Исскушение

В толпах, в пустынях, на вершинах храмов
Божий ублюдок чертит пентаграмму.
Скрюченные пальцы мел зажимают,
Позади него вороная стая.
Птичьи крики заглушают возглас.
Божий ублюдок позирует топлес -
Сидит на обложках гламурных журналов,
Ладони закрывают исклеванное ****о.
Закрывают глаза человеческие -
Он устал от божественной вечности.
Его руки в чернила окрашенные
Достают из подвала себе ангела падшего.
Гладят, заботливо прячут в кармашек.
Божье лицо улыбкой обезображено.
И вот, в голоса в голове поверив,
Он падшему ангелу впивается в шею.
Пустыми глазами смотрит на город,
Плоть и кровь побеждают голод.
Под дружные вопли рушатся здания,
Пищей становится каждый камень.

В зале холодно - окончен спектакль.
Господь на кулисах рисует пентакль.
И вот, ободрав об ковер колени,
Он приступает к молитвопению.
В кармане падший ангел заливается хохотом,
И чтоб его не заглушать Боже молится шепотом.
Они во всем согласны и ни о чем не спорят,
Их голоса синхронно растворяются в хоре.
И вот они поют не попадая в ноты,
В кармане падший ангел мечется изворотливый,
А Бог стоит себе перед зеркалом кланяясь.
Последний звонок. Падает занавес.

*После звонка занавес не падает а поднимается ._.

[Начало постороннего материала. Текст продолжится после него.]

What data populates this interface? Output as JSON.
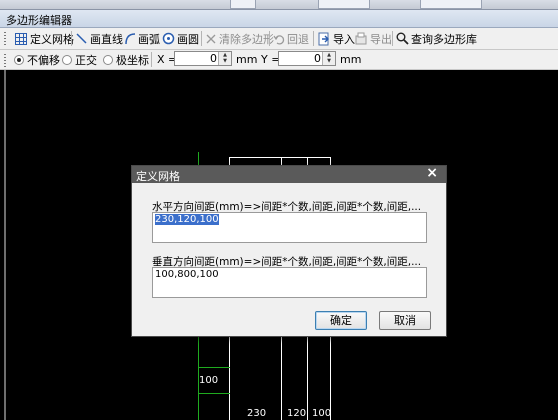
{
  "window": {
    "title": "多边形编辑器"
  },
  "toolbar": {
    "define_grid": "定义网格",
    "draw_line": "画直线",
    "draw_arc": "画弧",
    "draw_circle": "画圆",
    "clear_polygon": "清除多边形",
    "undo": "回退",
    "import": "导入",
    "export": "导出",
    "query_library": "查询多边形库"
  },
  "options": {
    "no_offset": "不偏移",
    "orthogonal": "正交",
    "polar": "极坐标",
    "selected": "不偏移",
    "x_label": "X =",
    "x_value": "0",
    "x_unit": "mm",
    "y_label": "Y =",
    "y_value": "0",
    "y_unit": "mm"
  },
  "canvas": {
    "dim_left": "100",
    "dim_bottom": [
      "230",
      "120",
      "100"
    ]
  },
  "dialog": {
    "title": "定义网格",
    "close": "×",
    "h_label": "水平方向间距(mm)=>间距*个数,间距,间距*个数,间距,...",
    "h_value": "230,120,100",
    "v_label": "垂直方向间距(mm)=>间距*个数,间距,间距*个数,间距,...",
    "v_value": "100,800,100",
    "ok": "确定",
    "cancel": "取消"
  },
  "colors": {
    "canvas_bg": "#000000",
    "grid_green": "#1faa1f",
    "selection": "#3b6fcb"
  }
}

А зал холодный молчит - наполнен мертвыми лицами.
Последний акт спектакля - самоубийство.
И, мертвым взором глядя сквозь окно панорамное,
Господь ногтями покрывает лицо свое шрамами.
И вот он молча стоит, а ангел тянется к форточке.
Господь на краю провала садится на корточки.
Сидит и скрипит зубами, пяток не отрывая.
Курит бычок из урны, кутаясь в покрывало.
Встаёт, распрямляя спину, размяв затёкшие ноги.
Никто не поверит в сказку, что Бог был хромым и убогим.
Он снова читает молитву, но уже еле слышно.
Ангел ему вторит, и Боже прыгает с крыши.
Падает вниз с улыбкой, расправив свои ладони,
Снизу плачут старушки мелкие, сердобольные.
Божий ублюдок падает, зная, чем все закончится:
Утром его останки смоет с асфальта уборщица.

Каждое дерево как распятие,
Каждая девочка мечтает раз пять его.
Затащить в постель, шепча что-то пошлое,
Чтобы не чувствовать себя Господом брошенной.
Господь убегает от них и прячет лицо за гримом,
Он продал Отца родного, чтоб снова стать всеми любимым.
Он продал его давно, но также давно и жалеет.
В душе нараспашку окна, но заколочены двери.
Ублюдку уже не сдались ни царства, ни ****и земные,
Он хочет, обняв колени, от плача в своей квартире
Сидеть содрогаясь телом, варя свой невкусный кофе.
Если есть чемпион по тоске, то Бог в этом деле профи.

За мягкими стенами тикают часики,
Господь вырезает на лбу своем свастику.
Ангел ему помогая, рисует ножом улыбку,
Пишет ему эпитафию, красным, вонючим и липким.
Господь разучился плакать, танцует танго; на осколках,
Его доброта земная забыта на верхней полке,
Лежит и хнычет по-старчески, под грудой варежек вязанных,
И, чтобы было полегче, зовёт гостей своих мразями.
Ублюдок пляшет на стекле и синяки разглядывает,
Расправив руки на кресте, как тряпки расхлябанные,
А на плече его сидит незаменимый Друже:
Устало ангел говорит, как будет миру лучше.
Как будет миру слаще. Как будет миру проще.
Господь убегает от ангела в рощу,
Скрываясь в лесах от шёпота оного.
Сорвав портки, берет пример с Онана.
Ублюдок устал, он так хочет проснуться,
Молитвы не пишутся, колени не гнутся,
И от Отца родного нет хороших новостей.
Ублюдок хочет смерти на кресте.

В толпах, в пустынях, на вершинах храмов,
Божий Ублюдок чертит пентаграмму,
Скажет напоследок ласковое словцо,
Словно выделываясь пред Отцом.
Однако ангел падший ему воздаст по вере.
Господь хотел покоя. Но будет Исскушение.